Afanásio Jazadji declarou à época que “Chico Pé de Pato é a história melancólica de mais um justiceiro que chega ao final sem glória, que surgiu em função de um punhado de fatores que vão desde os de ordem social até os de impunidade”.
Acompanhado de seu advogado, Chico Pé de Pato viu no dia 26 de agosto cerca de 5.000 pessoas pedirem sua soltura no 50º DP. Muitos o consideravam herói e temiam que, com ele preso, criminosos voltassem a atuar na zona leste.
A reportagem do “Notícias Populares” informou em 2 de setembro de 1985 que, apesar de “amado” pelo povo, Chico Pé de Pato estava jurado de morte tanto por criminosos quanto por policiais. De acordo com comerciantes, investigadores de polícia forneciam fotos, nomes e endereços de delinquentes para o justiceiro eliminá-los e temiam agora ter essa relação exposta em público.
Neste tempo, Chico mantinha juras de que apenas tinha revidado os ataques do PM.

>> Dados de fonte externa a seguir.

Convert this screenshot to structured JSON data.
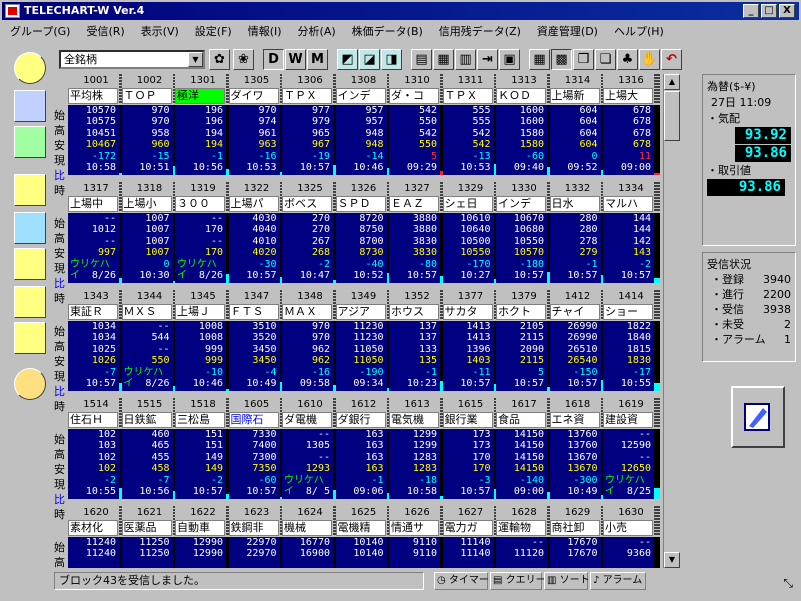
{
  "window": {
    "title": "TELECHART-W Ver.4",
    "min": "_",
    "max": "□",
    "close": "X"
  },
  "menu": [
    "グループ(G)",
    "受信(R)",
    "表示(V)",
    "設定(F)",
    "情報(I)",
    "分析(A)",
    "株価データ(B)",
    "信用残データ(Z)",
    "資産管理(D)",
    "ヘルプ(H)"
  ],
  "toolbar": {
    "combo_value": "全銘柄",
    "btn_d": "D",
    "btn_w": "W",
    "btn_m": "M"
  },
  "row_labels": [
    "始",
    "高",
    "安",
    "現",
    "比",
    "時"
  ],
  "colors": {
    "panel_bg": "#000080",
    "change": "#00ffff",
    "highlight": "#00ff00",
    "lcd": "#00ffff"
  },
  "rows": [
    [
      {
        "code": "1001",
        "name": "平均株",
        "vals": [
          "10570",
          "10575",
          "10451",
          "10467",
          "-172",
          "10:58"
        ]
      },
      {
        "code": "1002",
        "name": "ＴＯＰ",
        "vals": [
          "970",
          "970",
          "958",
          "960",
          "-15",
          "10:51"
        ]
      },
      {
        "code": "1301",
        "name": "極洋",
        "hl": true,
        "vals": [
          "196",
          "196",
          "194",
          "194",
          "-1",
          "10:56"
        ]
      },
      {
        "code": "1305",
        "name": "ダイワ",
        "vals": [
          "970",
          "974",
          "961",
          "963",
          "-16",
          "10:53"
        ]
      },
      {
        "code": "1306",
        "name": "ＴＰＸ",
        "vals": [
          "977",
          "979",
          "965",
          "967",
          "-19",
          "10:57"
        ]
      },
      {
        "code": "1308",
        "name": "インデ",
        "vals": [
          "957",
          "957",
          "948",
          "948",
          "-14",
          "10:46"
        ]
      },
      {
        "code": "1310",
        "name": "ダ・コ",
        "vals": [
          "542",
          "550",
          "542",
          "550",
          "5",
          "09:29"
        ],
        "red": true
      },
      {
        "code": "1311",
        "name": "ＴＰＸ",
        "vals": [
          "555",
          "555",
          "542",
          "542",
          "-13",
          "10:53"
        ]
      },
      {
        "code": "1313",
        "name": "ＫＯＤ",
        "vals": [
          "1600",
          "1600",
          "1580",
          "1580",
          "-60",
          "09:40"
        ]
      },
      {
        "code": "1314",
        "name": "上場新",
        "vals": [
          "604",
          "604",
          "604",
          "604",
          "0",
          "09:52"
        ]
      },
      {
        "code": "1316",
        "name": "上場大",
        "vals": [
          "678",
          "678",
          "678",
          "678",
          "11",
          "09:00"
        ],
        "red": true
      }
    ],
    [
      {
        "code": "1317",
        "name": "上場中",
        "vals": [
          "--",
          "1012",
          "--",
          "997",
          "ウリケハイ",
          "8/26"
        ]
      },
      {
        "code": "1318",
        "name": "上場小",
        "vals": [
          "1007",
          "1007",
          "1007",
          "1007",
          "0",
          "10:30"
        ]
      },
      {
        "code": "1319",
        "name": "３００",
        "vals": [
          "--",
          "170",
          "--",
          "170",
          "ウリケハイ",
          "8/26"
        ]
      },
      {
        "code": "1322",
        "name": "上場パ",
        "vals": [
          "4030",
          "4040",
          "4010",
          "4020",
          "-30",
          "10:57"
        ]
      },
      {
        "code": "1325",
        "name": "ボベス",
        "vals": [
          "270",
          "270",
          "267",
          "268",
          "-2",
          "10:47"
        ]
      },
      {
        "code": "1326",
        "name": "ＳＰＤ",
        "vals": [
          "8720",
          "8750",
          "8700",
          "8730",
          "-40",
          "10:52"
        ]
      },
      {
        "code": "1327",
        "name": "ＥＡＺ",
        "vals": [
          "3880",
          "3880",
          "3830",
          "3830",
          "-80",
          "10:57"
        ]
      },
      {
        "code": "1329",
        "name": "シェ日",
        "vals": [
          "10610",
          "10640",
          "10500",
          "10550",
          "-170",
          "10:27"
        ]
      },
      {
        "code": "1330",
        "name": "インデ",
        "vals": [
          "10670",
          "10680",
          "10550",
          "10570",
          "-180",
          "10:57"
        ]
      },
      {
        "code": "1332",
        "name": "日水",
        "vals": [
          "280",
          "280",
          "278",
          "279",
          "-1",
          "10:57"
        ]
      },
      {
        "code": "1334",
        "name": "マルハ",
        "vals": [
          "144",
          "144",
          "142",
          "143",
          "-2",
          "10:57"
        ]
      }
    ],
    [
      {
        "code": "1343",
        "name": "東証Ｒ",
        "vals": [
          "1034",
          "1034",
          "1025",
          "1026",
          "-7",
          "10:57"
        ]
      },
      {
        "code": "1344",
        "name": "ＭＸＳ",
        "vals": [
          "--",
          "544",
          "--",
          "550",
          "ウリケハイ",
          "8/26"
        ]
      },
      {
        "code": "1345",
        "name": "上場Ｊ",
        "vals": [
          "1008",
          "1008",
          "999",
          "999",
          "-10",
          "10:46"
        ]
      },
      {
        "code": "1347",
        "name": "ＦＴＳ",
        "vals": [
          "3510",
          "3520",
          "3450",
          "3450",
          "-4",
          "10:49"
        ]
      },
      {
        "code": "1348",
        "name": "ＭＡＸ",
        "vals": [
          "970",
          "970",
          "962",
          "962",
          "-16",
          "09:58"
        ]
      },
      {
        "code": "1349",
        "name": "アジア",
        "vals": [
          "11230",
          "11230",
          "11050",
          "11050",
          "-190",
          "09:34"
        ]
      },
      {
        "code": "1352",
        "name": "ホウス",
        "vals": [
          "137",
          "137",
          "133",
          "135",
          "-1",
          "10:23"
        ]
      },
      {
        "code": "1377",
        "name": "サカタ",
        "vals": [
          "1413",
          "1413",
          "1396",
          "1403",
          "-11",
          "10:57"
        ]
      },
      {
        "code": "1379",
        "name": "ホクト",
        "vals": [
          "2105",
          "2115",
          "2090",
          "2115",
          "5",
          "10:57"
        ]
      },
      {
        "code": "1412",
        "name": "チャイ",
        "vals": [
          "26990",
          "26990",
          "26510",
          "26540",
          "-150",
          "10:57"
        ]
      },
      {
        "code": "1414",
        "name": "ショー",
        "vals": [
          "1822",
          "1840",
          "1815",
          "1830",
          "-17",
          "10:55"
        ]
      }
    ],
    [
      {
        "code": "1514",
        "name": "住石Ｈ",
        "vals": [
          "102",
          "103",
          "102",
          "102",
          "-2",
          "10:55"
        ]
      },
      {
        "code": "1515",
        "name": "日鉄鉱",
        "vals": [
          "460",
          "465",
          "455",
          "458",
          "-7",
          "10:56"
        ]
      },
      {
        "code": "1518",
        "name": "三松島",
        "vals": [
          "151",
          "151",
          "149",
          "149",
          "-2",
          "10:57"
        ]
      },
      {
        "code": "1605",
        "name": "国際石",
        "blue": true,
        "vals": [
          "7330",
          "7400",
          "7300",
          "7350",
          "-60",
          "10:57"
        ]
      },
      {
        "code": "1610",
        "name": "ダ電機",
        "vals": [
          "--",
          "1305",
          "--",
          "1293",
          "ウリケハイ",
          "8/ 5"
        ]
      },
      {
        "code": "1612",
        "name": "ダ銀行",
        "vals": [
          "163",
          "163",
          "163",
          "163",
          "-1",
          "09:06"
        ]
      },
      {
        "code": "1613",
        "name": "電気機",
        "vals": [
          "1299",
          "1299",
          "1283",
          "1283",
          "-18",
          "10:58"
        ]
      },
      {
        "code": "1615",
        "name": "銀行業",
        "vals": [
          "173",
          "173",
          "170",
          "170",
          "-3",
          "10:57"
        ]
      },
      {
        "code": "1617",
        "name": "食品",
        "vals": [
          "14150",
          "14150",
          "14150",
          "14150",
          "-140",
          "09:00"
        ]
      },
      {
        "code": "1618",
        "name": "エネ資",
        "vals": [
          "13760",
          "13760",
          "13670",
          "13670",
          "-300",
          "10:49"
        ]
      },
      {
        "code": "1619",
        "name": "建設資",
        "vals": [
          "--",
          "12590",
          "--",
          "12650",
          "ウリケハイ",
          "8/25"
        ]
      }
    ],
    [
      {
        "code": "1620",
        "name": "素材化",
        "vals": [
          "11240",
          "11240"
        ]
      },
      {
        "code": "1621",
        "name": "医薬品",
        "vals": [
          "11250",
          "11250"
        ]
      },
      {
        "code": "1622",
        "name": "自動車",
        "vals": [
          "12990",
          "12990"
        ]
      },
      {
        "code": "1623",
        "name": "鉄鋼非",
        "vals": [
          "22970",
          "22970"
        ]
      },
      {
        "code": "1624",
        "name": "機械",
        "vals": [
          "16770",
          "16900"
        ]
      },
      {
        "code": "1625",
        "name": "電機精",
        "vals": [
          "10140",
          "10140"
        ]
      },
      {
        "code": "1626",
        "name": "情通サ",
        "vals": [
          "9110",
          "9110"
        ]
      },
      {
        "code": "1627",
        "name": "電力ガ",
        "vals": [
          "11140",
          "11140"
        ]
      },
      {
        "code": "1628",
        "name": "運輸物",
        "vals": [
          "--",
          "11120"
        ]
      },
      {
        "code": "1629",
        "name": "商社卸",
        "vals": [
          "17670",
          "17670"
        ]
      },
      {
        "code": "1630",
        "name": "小売",
        "vals": [
          "--",
          "9360"
        ]
      }
    ]
  ],
  "rpanel": {
    "fx_label": "為替($-¥)",
    "time": "27日 11:09",
    "kehai": "・気配",
    "bid": "93.92",
    "ask": "93.86",
    "torihiki": "・取引値",
    "trade": "93.86"
  },
  "recv": {
    "title": "受信状況",
    "items": [
      [
        "・登録",
        "3940"
      ],
      [
        "・進行",
        "2200"
      ],
      [
        "・受信",
        "3938"
      ],
      [
        "・未受",
        "2"
      ],
      [
        "・アラーム",
        "1"
      ]
    ]
  },
  "status": {
    "text": "ブロック43を受信しました。",
    "timer": "タイマー",
    "query": "クエリー",
    "sort": "ソート",
    "alarm": "アラーム"
  }
}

O caso ganhou tanta repercussão que até mesmo Afanásio Jazadji tornou-se alvo naqueles dias. Durante uma manifestação pacífica a favor de Chico Pé de Pato em frente à rádio Capital, na avenida 9 de Julho, ouviu-se um tiro, e três homens começaram a correr. O capitão Conte Lopes e seus homens, então, após troca de tiros, abateram um dos rapazes, identificado como Sujeira, da zona leste.
Para a polícia, o ataque, que acertou um dos vidros da rádio, fora orquestrado por inimigos de Chico Pé de Pato. Já Afanásio Jazadji declarou que os três rapazes que cometeram o ato na porta da rádio eram “verdadeiros covardes”. “Revidar? Vou, vou revidar, sim. Vou revidar esse atentado com a mesma arma que usei para revidar outros. Minha arma é o microfone”, afirmou.

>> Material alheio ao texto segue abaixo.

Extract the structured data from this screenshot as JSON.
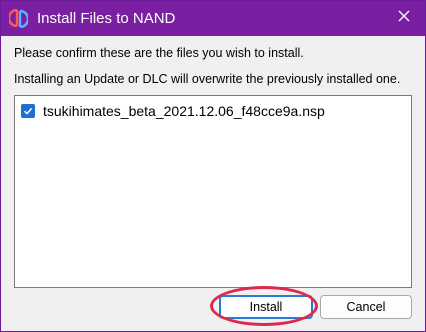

Em entrevista ao “Notícias Populares”, o jornalista também defendeu mais seriedade para punir criminosos a fim de evitar o aparecimento de novos justiceiros e declarou que Chico Pé de Pato era uma vítima. “Ele teve uma filha estuprada. Ao perceber que nenhuma providência fora tomada pelas autoridades, virou fera. E achou por bem começar a fazer ‘justiça’ com as próprias mãos.”
CAMPANHA
Preso no Deic (Departamento Estadual de Investigações Estaduais), Chico Pé de Pato recusou-se a dar entrevistas desde então. Só aceitava falar caso o entrevistador concordasse em lhe pagar Cr$ 20 milhões.
Ao mesmo tempo em que corria a versão de que a polícia decidiu caçar Chico Pé de Pato com receio de que ele revelasse os nomes dos policiais que sempre lhe deram cobertura, Maria do Socorro passou a buscar ajuda no meio político. De acordo com ela, teria o voto de toda a região do Itaim Paulista o político que tirasse da cadeia Chico Pé de Pato.

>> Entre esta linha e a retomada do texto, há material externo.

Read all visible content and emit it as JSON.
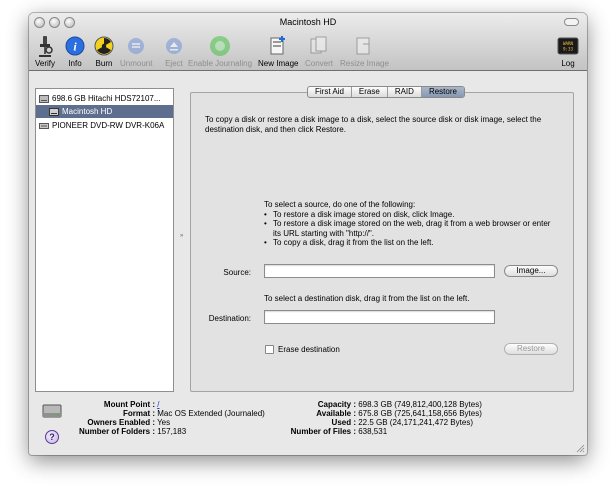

A esposa do justiceiro revelou até que teve que se mudar de casa com os filhos, amedrontada pelas ameaças que recebia de bandidos e maus policiais interessados no silêncio de Chico.
A alcunha de Francisco Vital da Silva era usada tanto para armar uma festa triunfal em caso de sua soltura quanto por aproveitadores que queriam ganhar dinheiro usando seu nome.
A audiência do caso, realizada na Penha (zona leste da capital), reuniu novamente grande número de pessoas pró Francisco Vital da Silva, Afanásio Jazadji, o justiceiro e sua família. Um dos depoimentos mais contundentes foi de Maria César Alves, cobradora de ônibus que disse ter sido assaltada diversas vezes e que apenas deixou de sentir medo ou de ser alvo de violência após intervenção do réu.
A comoção foi tanta que pode ter influenciado a decisão do júri, já que, apesar de todas as acusações, Francisco Vital da Silva foi condenado a apenas seis anos de prisão.
Contudo, o que parecia não ser tão ruim mostrou-se fatal, já que menos de um ano depois, na Penitenciária de Franco da Rocha, em 28 de janeiro de 1987, o justiceiro acabou morto, com 50 facadas —há relatos de que foram 91 estiletadas—, durante uma rebelião.
Há quem jure, porém, que a morte na cadeia nada mais foi do que um plano para que Chico Pé de Pato passasse por nova transformação, desta vez para viver tranquilamente como Francisco Vital da Silva.